Another motivation that has shown itself over the years is a person’s need to be the center of attention, whether it be because they want people to come research their area more often so they can have the company, or because they want to attain a certain amount of notoriety. Sometimes, when activity hits a low or has slowed down to the point that interest is lost the person feels the need add onto what is already an amazing story. What they do not realize is that most of the time this will end interest in the investigation all together. In my eyes, as in the eyes of most in this field, this is a hoax, plain and simple and we will do everything in our power to distance ourselves from the person(s) involved.

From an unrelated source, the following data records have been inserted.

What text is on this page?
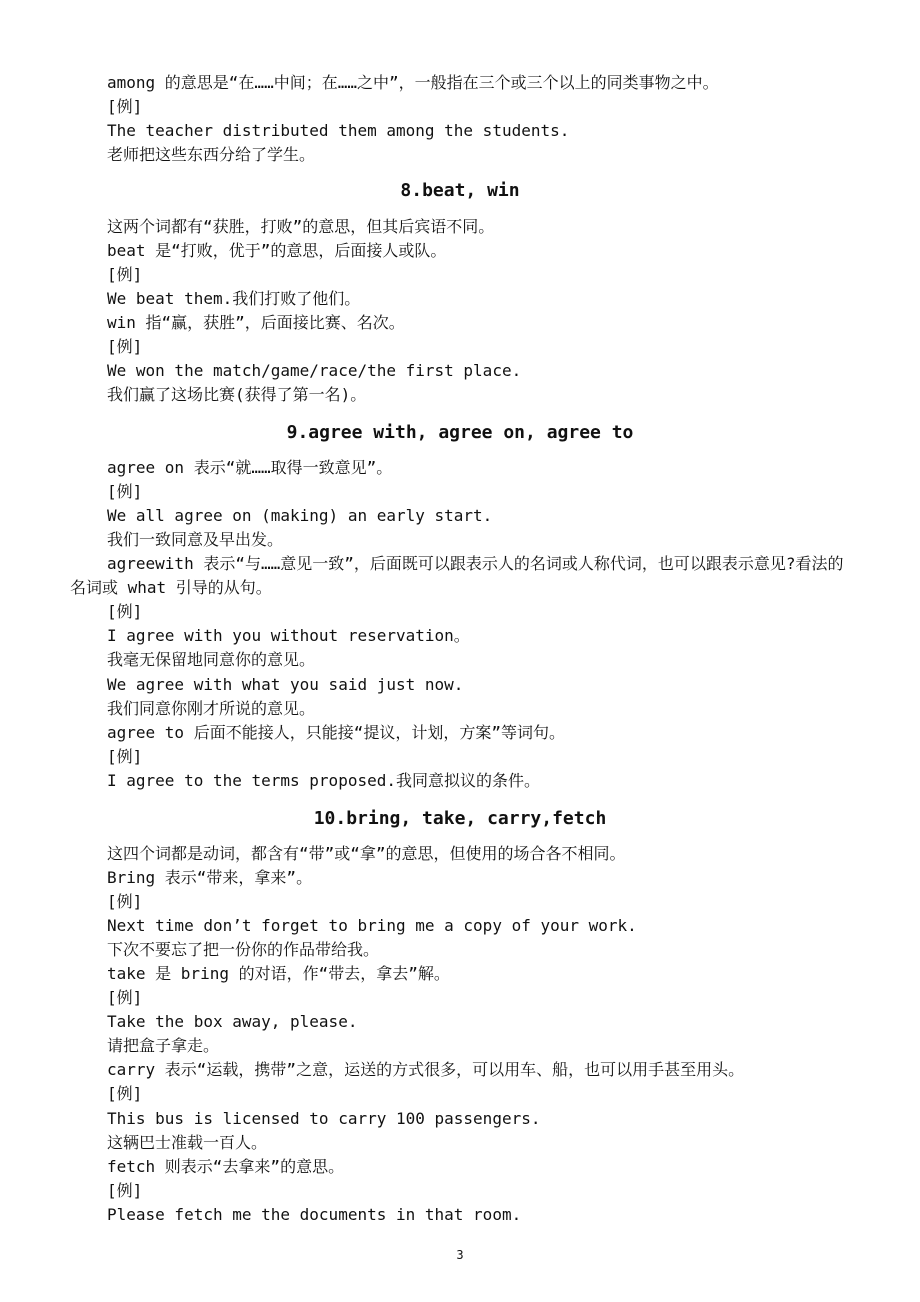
among 的意思是“在……中间；在……之中”，一般指在三个或三个以上的同类事物之中。
[例]
The teacher distributed them among the students.
老师把这些东西分给了学生。
8.beat, win
这两个词都有“获胜，打败”的意思，但其后宾语不同。
beat 是“打败，优于”的意思，后面接人或队。
[例]
We beat them.我们打败了他们。
win 指“赢，获胜”，后面接比赛、名次。
[例]
We won the match/game/race/the first place.
我们赢了这场比赛(获得了第一名)。
9.agree with, agree on, agree to
agree on 表示“就……取得一致意见”。
[例]
We all agree on (making) an early start.
我们一致同意及早出发。
agreewith 表示“与……意见一致”，后面既可以跟表示人的名词或人称代词，也可以跟表示意见?看法的名词或 what 引导的从句。
[例]
I agree with you without reservation。
我毫无保留地同意你的意见。
We agree with what you said just now.
我们同意你刚才所说的意见。
agree to 后面不能接人，只能接“提议，计划，方案”等词句。
[例]
I agree to the terms proposed.我同意拟议的条件。
10.bring, take, carry,fetch
这四个词都是动词，都含有“带”或“拿”的意思，但使用的场合各不相同。
Bring 表示“带来，拿来”。
[例]
Next time don’t forget to bring me a copy of your work.
下次不要忘了把一份你的作品带给我。
take 是 bring 的对语，作“带去，拿去”解。
[例]
Take the box away, please.
请把盒子拿走。
carry 表示“运载，携带”之意，运送的方式很多，可以用车、船，也可以用手甚至用头。
[例]
This bus is licensed to carry 100 passengers.
这辆巴士准载一百人。
fetch 则表示“去拿来”的意思。
[例]
Please fetch me the documents in that room.
3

The other motivation is the classic liar and hoaxer. This person wants nothing more than to be in the media spotlight and to have the biggest, wildest story out there. You see them every day in this line of research and those of us that have been doing this for any amount of time can’t stand them. We would rather watch a dung beetle special on one of the nature channels than to watch a documentary that has them as a guest. These people are the snake oil doctors who push their poison on people who don’t know any better and it gives the rest of us, those who actually take our research seriously, a bad name.
Whatever the motivation, the end result is the same. In a field where a person’s reputation is everything and their word is their bond, you cannot lump them together and expect to be taken seriously by anyone. In eleven years of research I have seen a lot of unexplained things in the woods, but my first explanation for everything is not and cannot be Bigfoot. You have to look for the simplest answer in all cases. Coyote yips are coyotes. Owl hoots are owls. Dog barks are dogs. Unless you see a Bigfoot barking, hooting, or yipping, or you see it climb onto a UFO and shake hands with the ghost of Elvis, it probably is not Bigfoot.
When you are left unable to answer the question of the source or reason for an encounter, sighting, noise, track, or anything else, don’t give it an answer. Some questions need to linger. It is not so much our jobs to come up with answer as it is to gather the evidence and present it in an unbiased manner. As with most things, it all comes down to motivation. What motivates your research? What motivates your conclusions? Was your mind made up before you began the research?